# Used GT Fury Advice



## cheechman32 (Mar 26, 2011)

First time poster, been reading posts on here for about two months now. Looking at a used GT Fury, the year is either a 96 or 97. Mechanically the bike seems solid, the frame has a few scratches. The bike has full dura-ace components, 9 speed cassette. Test drove it and the shifts seemed quick and smooth, nothing seemed amiss. Price is $430. Here's the craigslist ad, is it a reasonable price? Trying to get into a road bike but on a budget. Thanks for any and all thoughts.
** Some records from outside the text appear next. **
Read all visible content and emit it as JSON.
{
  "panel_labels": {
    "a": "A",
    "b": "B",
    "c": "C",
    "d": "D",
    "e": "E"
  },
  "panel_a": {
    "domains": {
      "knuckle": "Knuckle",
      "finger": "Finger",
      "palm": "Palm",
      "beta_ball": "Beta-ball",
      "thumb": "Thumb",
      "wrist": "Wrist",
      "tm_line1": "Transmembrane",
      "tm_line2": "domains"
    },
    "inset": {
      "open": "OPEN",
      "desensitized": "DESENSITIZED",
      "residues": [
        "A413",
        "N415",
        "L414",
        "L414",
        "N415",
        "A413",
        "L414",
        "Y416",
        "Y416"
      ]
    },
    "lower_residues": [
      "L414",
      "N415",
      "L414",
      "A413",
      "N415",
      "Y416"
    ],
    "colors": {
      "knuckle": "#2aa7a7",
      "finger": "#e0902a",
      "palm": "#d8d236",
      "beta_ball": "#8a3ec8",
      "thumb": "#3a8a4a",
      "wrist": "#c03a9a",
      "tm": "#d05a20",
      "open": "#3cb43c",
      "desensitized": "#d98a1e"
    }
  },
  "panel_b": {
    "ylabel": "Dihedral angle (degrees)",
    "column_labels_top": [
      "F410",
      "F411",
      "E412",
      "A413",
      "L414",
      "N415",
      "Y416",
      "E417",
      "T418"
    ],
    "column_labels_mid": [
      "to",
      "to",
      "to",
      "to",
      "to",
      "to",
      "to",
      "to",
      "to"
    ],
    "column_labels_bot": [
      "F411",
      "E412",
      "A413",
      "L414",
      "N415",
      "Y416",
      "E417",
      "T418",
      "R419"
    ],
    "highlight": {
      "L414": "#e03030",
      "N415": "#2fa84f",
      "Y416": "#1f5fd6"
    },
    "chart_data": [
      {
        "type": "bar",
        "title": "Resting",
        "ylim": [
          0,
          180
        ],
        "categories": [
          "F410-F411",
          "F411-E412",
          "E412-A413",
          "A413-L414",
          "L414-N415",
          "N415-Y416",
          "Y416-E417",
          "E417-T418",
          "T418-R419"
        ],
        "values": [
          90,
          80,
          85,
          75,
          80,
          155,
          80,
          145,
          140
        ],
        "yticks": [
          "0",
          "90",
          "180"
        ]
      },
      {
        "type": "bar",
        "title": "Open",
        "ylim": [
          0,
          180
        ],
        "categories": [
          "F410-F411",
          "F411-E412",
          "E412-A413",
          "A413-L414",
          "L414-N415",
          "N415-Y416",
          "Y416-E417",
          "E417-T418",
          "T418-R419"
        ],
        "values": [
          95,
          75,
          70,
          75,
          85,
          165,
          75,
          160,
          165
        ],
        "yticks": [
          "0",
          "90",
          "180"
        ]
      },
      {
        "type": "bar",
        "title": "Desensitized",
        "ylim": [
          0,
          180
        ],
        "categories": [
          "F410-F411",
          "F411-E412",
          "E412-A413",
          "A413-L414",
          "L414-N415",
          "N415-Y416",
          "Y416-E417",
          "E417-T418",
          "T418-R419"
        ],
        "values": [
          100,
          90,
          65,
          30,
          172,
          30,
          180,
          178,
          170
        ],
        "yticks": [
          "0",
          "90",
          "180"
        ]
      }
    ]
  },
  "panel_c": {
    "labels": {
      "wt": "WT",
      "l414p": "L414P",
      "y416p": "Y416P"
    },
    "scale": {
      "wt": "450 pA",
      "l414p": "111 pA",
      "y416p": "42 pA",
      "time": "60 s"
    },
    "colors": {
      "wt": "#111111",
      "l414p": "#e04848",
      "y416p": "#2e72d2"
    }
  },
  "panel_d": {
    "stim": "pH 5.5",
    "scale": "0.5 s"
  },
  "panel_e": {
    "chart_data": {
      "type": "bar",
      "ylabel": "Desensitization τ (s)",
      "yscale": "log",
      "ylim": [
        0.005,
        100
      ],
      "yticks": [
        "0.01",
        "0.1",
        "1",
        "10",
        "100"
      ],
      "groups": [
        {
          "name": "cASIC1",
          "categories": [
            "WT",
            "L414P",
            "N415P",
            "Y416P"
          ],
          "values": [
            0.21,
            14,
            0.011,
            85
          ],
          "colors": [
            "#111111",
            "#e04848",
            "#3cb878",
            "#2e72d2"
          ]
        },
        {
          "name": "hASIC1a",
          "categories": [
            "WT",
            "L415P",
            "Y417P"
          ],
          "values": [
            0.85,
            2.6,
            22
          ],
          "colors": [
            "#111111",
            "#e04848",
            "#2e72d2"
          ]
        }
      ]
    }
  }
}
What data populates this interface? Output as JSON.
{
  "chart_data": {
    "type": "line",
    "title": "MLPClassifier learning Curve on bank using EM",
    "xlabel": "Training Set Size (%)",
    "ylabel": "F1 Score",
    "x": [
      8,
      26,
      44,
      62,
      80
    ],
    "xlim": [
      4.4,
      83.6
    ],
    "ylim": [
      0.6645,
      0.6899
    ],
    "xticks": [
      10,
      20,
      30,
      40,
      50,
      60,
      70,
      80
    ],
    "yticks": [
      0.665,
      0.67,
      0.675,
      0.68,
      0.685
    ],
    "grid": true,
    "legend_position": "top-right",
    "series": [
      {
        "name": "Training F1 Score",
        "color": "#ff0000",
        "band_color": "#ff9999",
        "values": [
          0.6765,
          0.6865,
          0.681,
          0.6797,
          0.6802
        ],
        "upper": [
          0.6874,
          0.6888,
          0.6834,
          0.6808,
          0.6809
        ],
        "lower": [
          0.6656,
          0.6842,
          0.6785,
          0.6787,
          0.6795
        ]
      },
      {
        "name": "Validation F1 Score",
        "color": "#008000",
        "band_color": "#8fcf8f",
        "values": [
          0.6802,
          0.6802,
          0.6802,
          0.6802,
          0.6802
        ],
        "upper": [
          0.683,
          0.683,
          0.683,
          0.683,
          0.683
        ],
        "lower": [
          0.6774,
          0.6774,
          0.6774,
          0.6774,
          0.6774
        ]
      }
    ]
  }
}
http://norfolk.craigslist.org/bik/2342292819.html

Also the bike has a new saddle, seat post, and bar tape.


----------



## logbiter (Sep 14, 2005)

Price seems about right, if it fits and you're fine with racy geometry, go for it. As pictured, the bike's a bit big for the seller (;


----------



## PJ352 (Dec 5, 2007)

My guess is that it's a '96 that was originally equipped with an 8 spd 600 Ultegra drivetrain and was upgraded to 9 spd. You'll likely find some original components on the bike. 

Given the price, I'd say the seller is trying to recoup some of the money invested in upgrades, but it's still a ~15 year old alu frameset, so (IMO) the $200 range is more appropriate, but used bike prices vary by region. 

As always, fit matters most, so be sure it does before commiting to the purchase, no matter the price. 


http://bikepedia.com/QuickBike/BikeSpecs.aspx?Year=1996&Brand=GT&Model=Fury&Type=bike


----------



## cheechman32 (Mar 26, 2011)

Thanks for the all the advice. After riding the bike and then checking out some new Giant & Trek entry level road bikes with Tiagra & 105 components decided the price for the GT was too much for a 15 year old frame. Love the forum, I would be lost without it!


----------